Счастье ночной белладонны -
Лаской убить.
Взоры ее полусонны,
Любо ей день позабыть,
Светом луны расцвечаться,
Сердцем с луною встречаться,
Тихо под ветром качаться,
В смерти любить.
Друг мой, мы оба устали.
Радость моя!
Радости нет без печали.
Между цветами – змея.
Кто же с душой утомленной
Вспыхнет мечтой полусонной,
Кто расцветет белладонной -
Ты или я?
– Красиво…но как-то слишком по-женски… – сказала я.
– Так ведь для тебя же!
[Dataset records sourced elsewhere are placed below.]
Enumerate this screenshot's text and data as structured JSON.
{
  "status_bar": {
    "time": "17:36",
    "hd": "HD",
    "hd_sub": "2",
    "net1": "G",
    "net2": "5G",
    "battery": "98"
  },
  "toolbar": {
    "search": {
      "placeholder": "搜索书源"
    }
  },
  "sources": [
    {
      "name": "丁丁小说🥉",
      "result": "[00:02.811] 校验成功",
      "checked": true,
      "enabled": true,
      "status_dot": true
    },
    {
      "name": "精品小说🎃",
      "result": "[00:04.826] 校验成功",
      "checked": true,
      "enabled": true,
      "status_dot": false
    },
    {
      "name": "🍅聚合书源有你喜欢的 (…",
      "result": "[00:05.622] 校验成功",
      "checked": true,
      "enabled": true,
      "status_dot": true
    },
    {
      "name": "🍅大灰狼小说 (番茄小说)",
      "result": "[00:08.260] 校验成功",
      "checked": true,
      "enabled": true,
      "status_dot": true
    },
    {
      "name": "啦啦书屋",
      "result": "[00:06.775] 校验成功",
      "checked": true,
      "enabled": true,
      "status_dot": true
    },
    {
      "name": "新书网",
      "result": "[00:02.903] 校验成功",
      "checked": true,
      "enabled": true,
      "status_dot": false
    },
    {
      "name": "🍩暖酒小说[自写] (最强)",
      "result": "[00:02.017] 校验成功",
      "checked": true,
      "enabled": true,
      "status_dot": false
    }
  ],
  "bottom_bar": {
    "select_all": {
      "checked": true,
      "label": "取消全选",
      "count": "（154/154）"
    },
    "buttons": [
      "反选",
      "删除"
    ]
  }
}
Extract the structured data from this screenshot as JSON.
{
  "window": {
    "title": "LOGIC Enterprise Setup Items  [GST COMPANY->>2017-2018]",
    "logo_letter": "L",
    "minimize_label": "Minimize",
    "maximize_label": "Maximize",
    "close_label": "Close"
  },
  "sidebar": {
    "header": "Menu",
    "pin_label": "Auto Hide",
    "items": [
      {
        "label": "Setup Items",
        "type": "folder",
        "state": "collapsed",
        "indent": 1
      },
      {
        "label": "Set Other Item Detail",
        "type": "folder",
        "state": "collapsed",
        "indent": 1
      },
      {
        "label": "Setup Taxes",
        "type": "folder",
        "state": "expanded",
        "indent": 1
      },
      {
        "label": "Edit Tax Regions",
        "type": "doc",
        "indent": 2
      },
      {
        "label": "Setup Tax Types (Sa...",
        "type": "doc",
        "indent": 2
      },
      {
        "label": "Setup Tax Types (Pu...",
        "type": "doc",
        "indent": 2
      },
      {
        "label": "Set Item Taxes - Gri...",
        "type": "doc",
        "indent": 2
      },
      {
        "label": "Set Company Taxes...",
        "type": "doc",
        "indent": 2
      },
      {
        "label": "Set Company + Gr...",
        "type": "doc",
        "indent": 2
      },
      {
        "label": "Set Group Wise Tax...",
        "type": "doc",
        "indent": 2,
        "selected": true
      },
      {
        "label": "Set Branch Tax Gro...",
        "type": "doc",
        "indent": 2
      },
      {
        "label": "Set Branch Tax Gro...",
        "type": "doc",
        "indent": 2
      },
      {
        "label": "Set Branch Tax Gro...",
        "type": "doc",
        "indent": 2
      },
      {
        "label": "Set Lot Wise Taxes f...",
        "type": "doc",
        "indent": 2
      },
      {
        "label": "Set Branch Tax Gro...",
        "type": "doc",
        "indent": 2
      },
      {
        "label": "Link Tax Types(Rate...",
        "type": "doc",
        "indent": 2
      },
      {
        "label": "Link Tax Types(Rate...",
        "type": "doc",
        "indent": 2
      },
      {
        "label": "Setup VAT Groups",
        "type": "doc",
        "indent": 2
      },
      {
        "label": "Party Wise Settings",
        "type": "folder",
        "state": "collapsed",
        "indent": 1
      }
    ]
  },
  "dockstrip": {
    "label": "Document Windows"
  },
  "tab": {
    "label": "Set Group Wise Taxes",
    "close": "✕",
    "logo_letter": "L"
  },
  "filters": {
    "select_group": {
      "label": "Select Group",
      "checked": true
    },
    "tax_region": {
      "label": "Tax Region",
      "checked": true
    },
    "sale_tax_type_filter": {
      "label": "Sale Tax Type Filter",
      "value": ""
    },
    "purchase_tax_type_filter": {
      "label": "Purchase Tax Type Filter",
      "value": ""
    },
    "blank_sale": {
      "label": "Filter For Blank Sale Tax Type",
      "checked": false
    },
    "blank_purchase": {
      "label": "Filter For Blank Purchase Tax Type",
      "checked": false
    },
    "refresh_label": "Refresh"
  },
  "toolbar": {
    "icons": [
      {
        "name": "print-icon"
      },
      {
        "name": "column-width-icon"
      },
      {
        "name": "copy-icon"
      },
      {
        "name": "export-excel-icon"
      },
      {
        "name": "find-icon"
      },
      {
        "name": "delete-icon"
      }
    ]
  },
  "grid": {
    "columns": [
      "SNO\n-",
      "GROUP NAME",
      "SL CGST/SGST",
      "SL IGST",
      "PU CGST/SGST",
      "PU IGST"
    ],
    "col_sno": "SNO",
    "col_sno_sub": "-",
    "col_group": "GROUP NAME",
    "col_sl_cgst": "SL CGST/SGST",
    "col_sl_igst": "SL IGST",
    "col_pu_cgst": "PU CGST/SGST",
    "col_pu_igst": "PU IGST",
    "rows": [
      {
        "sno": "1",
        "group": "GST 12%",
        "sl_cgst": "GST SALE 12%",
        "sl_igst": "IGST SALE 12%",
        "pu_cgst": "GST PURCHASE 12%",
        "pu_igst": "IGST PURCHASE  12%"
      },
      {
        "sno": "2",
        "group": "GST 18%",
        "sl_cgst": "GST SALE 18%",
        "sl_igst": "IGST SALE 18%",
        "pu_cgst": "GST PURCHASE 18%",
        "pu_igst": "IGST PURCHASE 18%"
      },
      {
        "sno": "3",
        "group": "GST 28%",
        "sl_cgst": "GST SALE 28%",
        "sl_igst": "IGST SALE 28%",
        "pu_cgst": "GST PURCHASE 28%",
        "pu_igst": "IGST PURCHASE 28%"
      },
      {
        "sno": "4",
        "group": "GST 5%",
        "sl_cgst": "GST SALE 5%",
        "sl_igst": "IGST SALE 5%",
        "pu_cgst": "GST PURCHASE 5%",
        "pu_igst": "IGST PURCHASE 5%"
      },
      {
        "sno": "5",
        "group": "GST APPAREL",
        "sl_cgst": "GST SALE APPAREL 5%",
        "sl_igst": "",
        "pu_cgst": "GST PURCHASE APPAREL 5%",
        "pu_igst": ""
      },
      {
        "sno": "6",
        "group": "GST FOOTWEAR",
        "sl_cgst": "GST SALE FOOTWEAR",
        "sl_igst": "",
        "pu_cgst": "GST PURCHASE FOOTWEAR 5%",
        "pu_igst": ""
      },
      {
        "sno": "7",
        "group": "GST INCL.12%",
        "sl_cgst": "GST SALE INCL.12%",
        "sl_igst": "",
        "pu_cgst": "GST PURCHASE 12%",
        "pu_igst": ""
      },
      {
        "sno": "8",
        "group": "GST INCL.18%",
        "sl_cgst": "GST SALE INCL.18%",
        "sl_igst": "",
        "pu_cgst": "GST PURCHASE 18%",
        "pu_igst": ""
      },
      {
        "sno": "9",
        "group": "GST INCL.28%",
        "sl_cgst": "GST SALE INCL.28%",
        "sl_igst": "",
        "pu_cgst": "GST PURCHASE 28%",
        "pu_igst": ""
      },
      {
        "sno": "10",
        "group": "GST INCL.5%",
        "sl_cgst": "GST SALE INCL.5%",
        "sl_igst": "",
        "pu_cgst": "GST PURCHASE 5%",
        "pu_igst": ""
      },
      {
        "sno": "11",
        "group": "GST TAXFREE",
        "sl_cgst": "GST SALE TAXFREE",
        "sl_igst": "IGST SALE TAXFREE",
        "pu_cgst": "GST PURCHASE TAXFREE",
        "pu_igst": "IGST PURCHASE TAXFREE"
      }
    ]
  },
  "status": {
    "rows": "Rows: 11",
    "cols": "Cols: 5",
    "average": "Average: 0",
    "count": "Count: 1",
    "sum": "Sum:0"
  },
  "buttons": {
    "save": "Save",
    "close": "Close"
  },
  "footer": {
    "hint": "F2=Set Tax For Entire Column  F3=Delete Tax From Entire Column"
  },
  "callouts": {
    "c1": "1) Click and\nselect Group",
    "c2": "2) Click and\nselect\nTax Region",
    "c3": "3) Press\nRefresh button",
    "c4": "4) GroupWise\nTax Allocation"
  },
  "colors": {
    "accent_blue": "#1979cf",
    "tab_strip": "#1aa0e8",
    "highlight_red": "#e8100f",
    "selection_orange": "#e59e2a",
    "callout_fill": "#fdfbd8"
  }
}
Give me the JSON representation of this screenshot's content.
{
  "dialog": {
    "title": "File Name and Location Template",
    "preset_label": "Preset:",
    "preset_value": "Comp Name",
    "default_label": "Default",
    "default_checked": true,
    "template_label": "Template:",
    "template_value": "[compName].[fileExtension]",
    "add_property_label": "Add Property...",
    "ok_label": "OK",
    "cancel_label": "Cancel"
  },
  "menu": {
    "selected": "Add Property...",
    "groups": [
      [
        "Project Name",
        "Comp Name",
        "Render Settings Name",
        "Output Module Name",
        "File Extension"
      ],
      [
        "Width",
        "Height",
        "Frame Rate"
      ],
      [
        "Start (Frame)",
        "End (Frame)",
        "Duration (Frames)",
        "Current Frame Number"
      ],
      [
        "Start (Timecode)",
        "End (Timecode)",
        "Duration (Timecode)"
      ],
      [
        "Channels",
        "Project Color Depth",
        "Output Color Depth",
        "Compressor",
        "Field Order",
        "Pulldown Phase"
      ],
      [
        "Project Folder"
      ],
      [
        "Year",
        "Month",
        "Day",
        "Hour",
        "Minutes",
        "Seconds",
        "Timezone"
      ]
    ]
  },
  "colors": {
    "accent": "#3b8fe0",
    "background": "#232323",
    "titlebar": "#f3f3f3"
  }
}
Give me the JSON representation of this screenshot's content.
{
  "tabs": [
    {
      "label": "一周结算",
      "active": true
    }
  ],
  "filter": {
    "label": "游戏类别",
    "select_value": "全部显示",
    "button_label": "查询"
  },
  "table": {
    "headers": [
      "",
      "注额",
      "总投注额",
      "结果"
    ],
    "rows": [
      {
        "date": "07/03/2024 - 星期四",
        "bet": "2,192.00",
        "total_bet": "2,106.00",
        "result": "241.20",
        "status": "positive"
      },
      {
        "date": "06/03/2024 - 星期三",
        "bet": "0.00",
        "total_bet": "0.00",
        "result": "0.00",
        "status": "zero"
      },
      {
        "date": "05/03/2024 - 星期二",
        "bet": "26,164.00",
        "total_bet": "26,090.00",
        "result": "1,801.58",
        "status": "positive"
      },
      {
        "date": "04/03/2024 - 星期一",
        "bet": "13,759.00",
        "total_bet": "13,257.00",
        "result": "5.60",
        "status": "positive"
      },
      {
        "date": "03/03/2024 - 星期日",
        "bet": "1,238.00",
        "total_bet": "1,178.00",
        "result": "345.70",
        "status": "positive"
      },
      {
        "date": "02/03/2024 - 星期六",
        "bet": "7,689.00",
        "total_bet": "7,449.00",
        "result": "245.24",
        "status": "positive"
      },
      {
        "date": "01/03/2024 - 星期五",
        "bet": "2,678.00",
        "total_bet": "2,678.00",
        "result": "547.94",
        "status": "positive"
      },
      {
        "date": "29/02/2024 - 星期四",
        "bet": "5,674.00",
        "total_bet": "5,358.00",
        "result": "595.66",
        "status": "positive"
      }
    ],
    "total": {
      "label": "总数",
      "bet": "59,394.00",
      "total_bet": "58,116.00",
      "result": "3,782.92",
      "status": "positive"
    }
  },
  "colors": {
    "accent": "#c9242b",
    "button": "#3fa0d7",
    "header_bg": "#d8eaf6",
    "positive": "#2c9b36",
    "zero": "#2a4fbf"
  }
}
А так:
Мой милый! – ты сказала мне.
Зачем в душевной глубине
Ты будишь бурные желанья?
Всё, что в тебе, влечет меня.
И вот в душе моей, звеня,
Растет, растет очарованье!
Тебя люблю я столько лет,
И нежен я, и я поэт.
Так как же это, совершенство,
Что я тебя своей не звал,
Что я тебя не целовал,
Не задыхался от блаженства?
Скажи мне, счастье, почему?
Пойми: никак я не пойму,
Зачем мы стали у предела?
Зачем не хочешь ты любить,
Себя в восторге позабыть,
Отдать и душу мне и тело?
Пойми, о нежная мечта:
Я жизнь, я солнце, красота,
Я время сказкой зачарую,
Я в страсти звезды создаю,
Я весь – весна, когда пою,
Я – светлый бог, когда целую!
– Так еще хуже! – Призналась я. – Я люблю стихи про любовь, где нет слова «любовь». А также слов «розы», «слезы», «грезы» и прочее. Мне кажется, без них поэтичней.